Since White arrived with Isaacson to Simpson in ‘11, the men’s soccer program has taken large strides forward.

Coach Isaacson, who played collegiately at Luther College in Decorah, also coached White’s brother at Decorah High School. This familial connection helped bring White to Simpson when he was looking to get out of Norse territory in his hometown.

“Coach Isaacson coming to Simpson got me looking at Simpson,” White said. “So I visited and I saw the vision of the program was and I really thought that the program had potential with the guys he already had.”

White’s assumption was correct, as over the past four seasons the Storm have tallied a record of 40-28-4, with IIAC Tournament semifinal appearances in both 2012 and 2013.

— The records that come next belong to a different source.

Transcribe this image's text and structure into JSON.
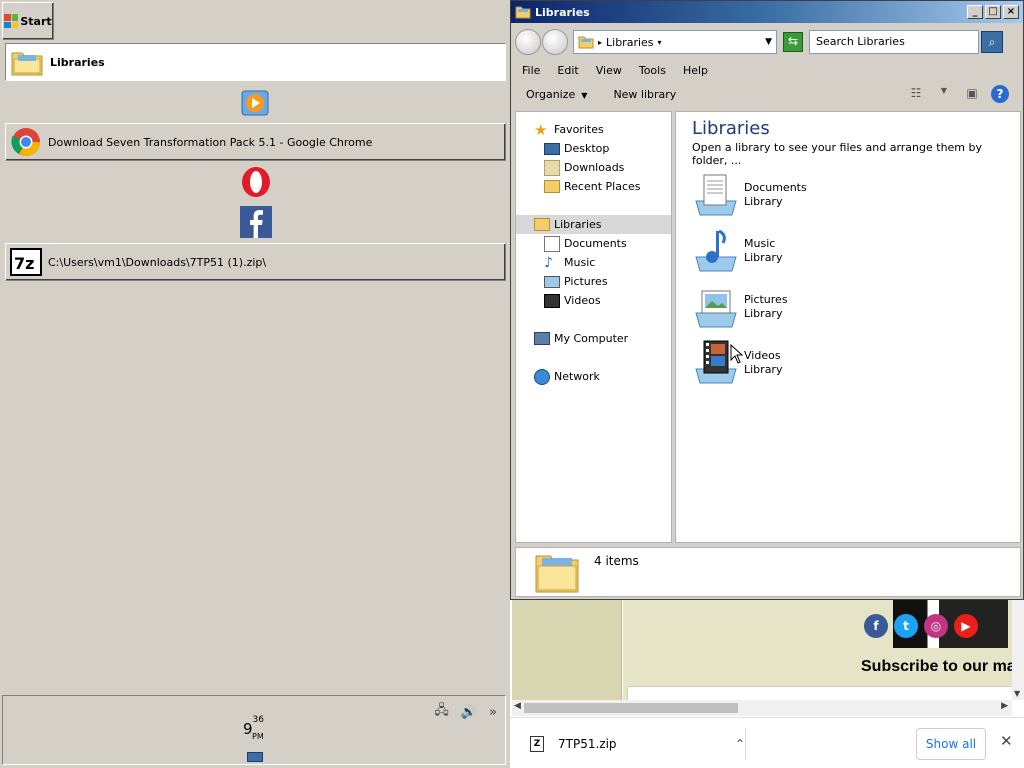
{
  "taskbar": {
    "start_label": "Start",
    "tasks": [
      {
        "label": "Libraries",
        "active": true
      },
      {
        "label": "Download Seven Transformation Pack 5.1 - Google Chrome",
        "active": false
      },
      {
        "label": "C:\\Users\\vm1\\Downloads\\7TP51 (1).zip\\",
        "active": false
      }
    ],
    "quick_launch": [
      "media-player-icon",
      "opera-icon",
      "facebook-icon"
    ],
    "tray": {
      "icons": [
        "network-tray-icon",
        "volume-tray-icon"
      ],
      "expand": "»",
      "clock_hour": "9",
      "clock_minute": "36",
      "clock_ampm": "PM"
    }
  },
  "explorer": {
    "title": "Libraries",
    "window_controls": [
      "_",
      "□",
      "×"
    ],
    "address": "Libraries",
    "search_placeholder": "Search Libraries",
    "menu": [
      "File",
      "Edit",
      "View",
      "Tools",
      "Help"
    ],
    "commands": {
      "organize": "Organize",
      "new_library": "New library"
    },
    "nav": {
      "favorites_label": "Favorites",
      "favorites": [
        "Desktop",
        "Downloads",
        "Recent Places"
      ],
      "libraries_label": "Libraries",
      "libraries": [
        "Documents",
        "Music",
        "Pictures",
        "Videos"
      ],
      "computer_label": "My Computer",
      "network_label": "Network"
    },
    "content": {
      "title": "Libraries",
      "subtitle": "Open a library to see your files and arrange them by folder, ...",
      "items": [
        {
          "name": "Documents",
          "type": "Library"
        },
        {
          "name": "Music",
          "type": "Library"
        },
        {
          "name": "Pictures",
          "type": "Library"
        },
        {
          "name": "Videos",
          "type": "Library"
        }
      ]
    },
    "details": {
      "count": "4 items"
    }
  },
  "browser": {
    "subscribe_text": "Subscribe to our ma",
    "social": [
      "f",
      "t",
      "◎",
      "▶"
    ],
    "download": {
      "file": "7TP51.zip",
      "show_all": "Show all"
    }
  },
  "colors": {
    "title_bar_start": "#0a246a",
    "title_bar_end": "#a6caf0",
    "face": "#d4d0c8",
    "content_title": "#1e3c78",
    "link_blue": "#1a73e8"
  }
}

With a guaranteed nine games remaining in Simpson’s schedule, White will have a few more chances to shine on the field, hoping to lead the Storm to their team goal of an IIAC crown and an NCAA tournament bid.

While White mentioned that soccer is somewhat a mystery after college, whether it be continued in the form of playing, coaching or by using his athletic training degree, nothing will take away White’s thankfulness for his past four years at Simpson, on and off the field.

“Honestly, I’m so grateful for this opportunity that I got at Simpson, academically, socially and soccer wise,” White said. “I can’t imagine not having this opportunity. Everything has worked out so perfectly here. It’s something that I truly do think about it, and I do realize that I fell into a perfect situation.”